I'm experimenting with Kernel Preemption
Dave Jones
davej at redhat.com
Wed May 11 21:01:08 UTC 2005
On Wed, May 11, 2005 at 02:17:25PM -0300, Juan Carlos Castro y Castro wrote:
> Not on Fedora's kernel sources, but with 2.6.11ac7. I based my config on
> /boot/config-2.6.11-1.14_FC3 and deat with the additional options with
> "make oldconfig". Then I browsed the configuration with "make
> menuconfig", just for fun.
>
> I saw kernel preemption was turned off, so I turned on. Afterwards, I
> notice the system is noticeably faster. Bootup is faster. Shutdown is
> faster. The Red Hat manu on GNOME pops up WAY faster. OpenOffice.org
> loading is faster. I suspect other things are faster too, but I'd have
> to time them.
Every time this comes up, theres no concrete numbers. Just
'it feels faster'. Given the best that preempt can do is
lower the _average_ latency, rather than worse-case latencies
which many folks believe, I find it hard to believe it makes
a noticable difference. In a blind-test, given two kernels,
I'd bet on you not being able to 'feel' which one had
preempt enabled.
> So my question is: why isn't preemption enabled in the FC3 packaged
> kernel? Does it conflict with something I haven't encountered yet? maybe
> some esoteric hardware combination? My hardware data is below.

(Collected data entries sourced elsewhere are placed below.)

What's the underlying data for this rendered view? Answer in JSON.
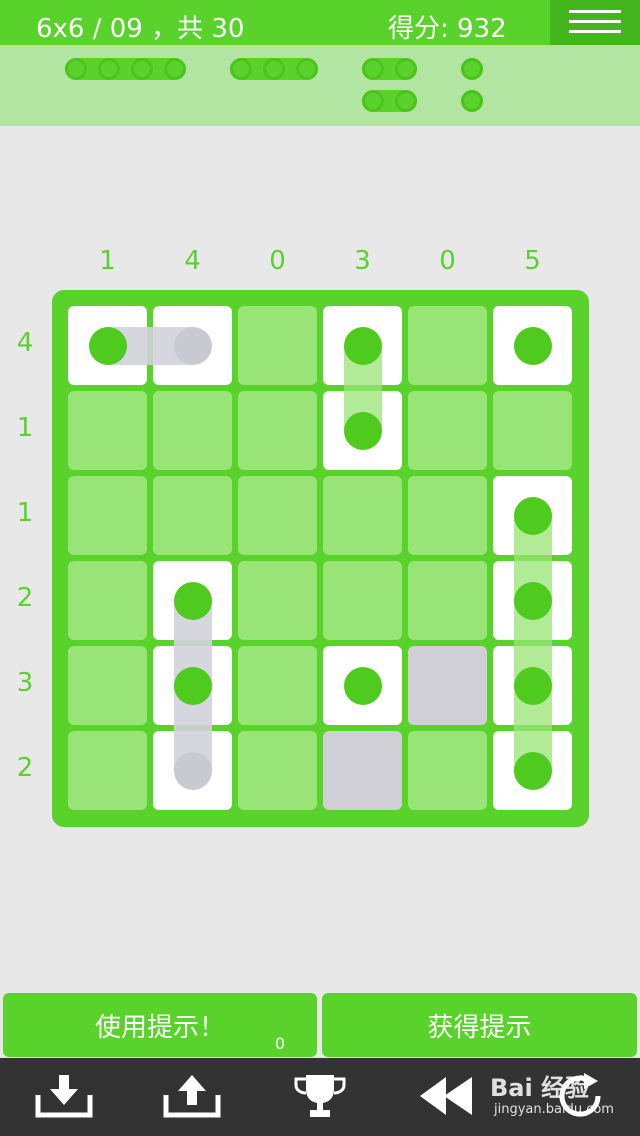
{
  "header": {
    "level": "6x6 / 09 ，共 30",
    "score": "得分: 932"
  },
  "pieces_tray": [
    {
      "length": 4
    },
    {
      "length": 3
    },
    {
      "length": 2
    },
    {
      "length": 2
    },
    {
      "length": 1
    },
    {
      "length": 1
    }
  ],
  "column_clues": [
    "1",
    "4",
    "0",
    "3",
    "0",
    "5"
  ],
  "row_clues": [
    "4",
    "1",
    "1",
    "2",
    "3",
    "2"
  ],
  "grid": [
    [
      "filled",
      "filled",
      "empty",
      "filled",
      "empty",
      "filled"
    ],
    [
      "empty",
      "empty",
      "empty",
      "filled",
      "empty",
      "empty"
    ],
    [
      "empty",
      "empty",
      "empty",
      "empty",
      "empty",
      "filled"
    ],
    [
      "empty",
      "filled",
      "empty",
      "empty",
      "empty",
      "filled"
    ],
    [
      "empty",
      "filled",
      "empty",
      "filled",
      "blocked",
      "filled"
    ],
    [
      "empty",
      "filled",
      "empty",
      "blocked",
      "empty",
      "filled"
    ]
  ],
  "placed_pieces": [
    {
      "cells": [
        [
          0,
          0
        ],
        [
          0,
          1
        ]
      ],
      "end_gray": true
    },
    {
      "cells": [
        [
          0,
          3
        ],
        [
          1,
          3
        ]
      ],
      "end_gray": false
    },
    {
      "cells": [
        [
          0,
          5
        ]
      ],
      "end_gray": false
    },
    {
      "cells": [
        [
          2,
          5
        ],
        [
          3,
          5
        ],
        [
          4,
          5
        ],
        [
          5,
          5
        ]
      ],
      "end_gray": false
    },
    {
      "cells": [
        [
          3,
          1
        ],
        [
          4,
          1
        ],
        [
          5,
          1
        ]
      ],
      "end_gray": true
    },
    {
      "cells": [
        [
          4,
          3
        ]
      ],
      "end_gray": false
    }
  ],
  "buttons": {
    "use_hint": "使用提示！",
    "use_hint_count": "0",
    "get_hint": "获得提示"
  },
  "toolbar": [
    "download-icon",
    "upload-icon",
    "trophy-icon",
    "rewind-icon",
    "restart-icon"
  ],
  "watermark": {
    "title": "Bai 经验",
    "sub": "jingyan.baidu.com"
  },
  "colors": {
    "accent": "#5ad22c",
    "cell_empty": "#98e476",
    "cell_blocked": "#cfcfd5",
    "dot": "#4fca1f"
  }
}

It doesn't really buy anything worthwhile, and adds complexity and
opportunity for drivers to break.
> Another thing: what crucial patch, if any, am I missing by using
> 2.6.11ac7 instead of the FC3 packaged kernel?
Exec-shield is probably the biggest feature, but there are a bunch
of other minor features (restricted /dev/mem, ipw wireless for eg).